Precisamos desacelerar e contra fatos não há argumentos. Se este ponto pode ser colocado como proposta, hoje, podemos afirmar que somos privilegiados, pois refletir e chegar a esta conclusão na “sociedade do desempenho” é para poucos, além da alienação do trabalho como forma de realização pessoal, existe também a alienação da mercadoria, as pessoas chegam ao limite físico e mental, mas o que importa, afinal, é que elas possam comprar. A vida está sendo negada e Nietzsche já enxergava isso no século XIX. Não queremos viver numa sociedade adoecida em tantos âmbitos, precisamos rejeitar essa forma de vida para fazer nascer uma nova, e nós como psicanalistas precisamos atualizar nossa práxis, antes era possível ficar apenas no consultório esperando o analisando, hoje isso não é o suficiente, precisamos denunciar o sistema. Se for necessário ter consciência do próprio adoecimento para procurar a análise, como uma sociedade que aceita o imperativo do excesso de positividade vai reconhecer em algum momento que está olhando para o abismo e consequentemente levando consigo os demais? Se cada um é empreendedor de si e esse “cada um” está sendo levado ao limite da exaustão, o problema se torna coletivo, é uma falácia que não precisamos do outro, é impossível viver sem solidariedade e cooperação e repito: como profissionais da área da saúde mental, precisamos estender nossas vozes para fora dos consultórios.

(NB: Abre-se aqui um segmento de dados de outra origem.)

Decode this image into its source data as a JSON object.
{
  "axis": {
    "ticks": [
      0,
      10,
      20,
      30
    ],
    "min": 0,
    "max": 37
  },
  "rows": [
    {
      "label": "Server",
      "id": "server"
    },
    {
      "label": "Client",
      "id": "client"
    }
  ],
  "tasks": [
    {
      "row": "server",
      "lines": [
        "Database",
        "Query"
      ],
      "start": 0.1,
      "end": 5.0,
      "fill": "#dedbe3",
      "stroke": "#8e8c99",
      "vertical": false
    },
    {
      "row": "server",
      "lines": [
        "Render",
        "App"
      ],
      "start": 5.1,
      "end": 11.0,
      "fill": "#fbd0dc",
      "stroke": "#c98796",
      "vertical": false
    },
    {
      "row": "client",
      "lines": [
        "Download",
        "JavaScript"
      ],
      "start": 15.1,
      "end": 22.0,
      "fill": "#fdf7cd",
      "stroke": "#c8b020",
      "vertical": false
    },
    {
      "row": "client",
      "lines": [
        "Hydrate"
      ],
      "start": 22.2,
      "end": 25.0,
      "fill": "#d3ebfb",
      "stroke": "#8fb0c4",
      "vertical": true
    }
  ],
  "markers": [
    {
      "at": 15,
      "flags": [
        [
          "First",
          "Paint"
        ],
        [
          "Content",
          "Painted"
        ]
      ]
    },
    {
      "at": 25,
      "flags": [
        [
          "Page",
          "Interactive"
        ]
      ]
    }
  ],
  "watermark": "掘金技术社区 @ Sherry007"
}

Podemos discutir eternamente teorias psicanalíticas numa zona de conforto acadêmica, a clínica é a práxis da psicanálise, sentar e ouvir atenciosamente cada existência que adentra um consultório é o coração desta nobre ocupação. A prática vai continuar acontecendo desta forma, o que não deve é acontecer – apenas desta forma. A psicanálise há pouco tempo não circulava por muitos meios, não é sequer ainda, uma palavra que soa familiar à população, e o que é para poucos se torna privilégio e se nosso desejo é viver numa sociedade saudável, é preciso que a análise se torne um direito. Antes do distanciamento social causado pela pandemia, já podíamos enxergar que havia uma intenção obscura em arrancar nossa humanidade e enquanto essa ideologia vil desprezar o belo ela estará em oposição para exaltá-lo e afirmar a vida. A tecnologia tem muitos benefícios, mas, ainda acreditamos na carne. O corpo fala. O nosso está suplicando pela volta das borboletas no estômago, pelo “soco”; pela chuva molhando a pele, pelo gozo escorrendo pelas pernas como a chuva, pela boa memória, pela amputação do smartphone, por não viver no automático.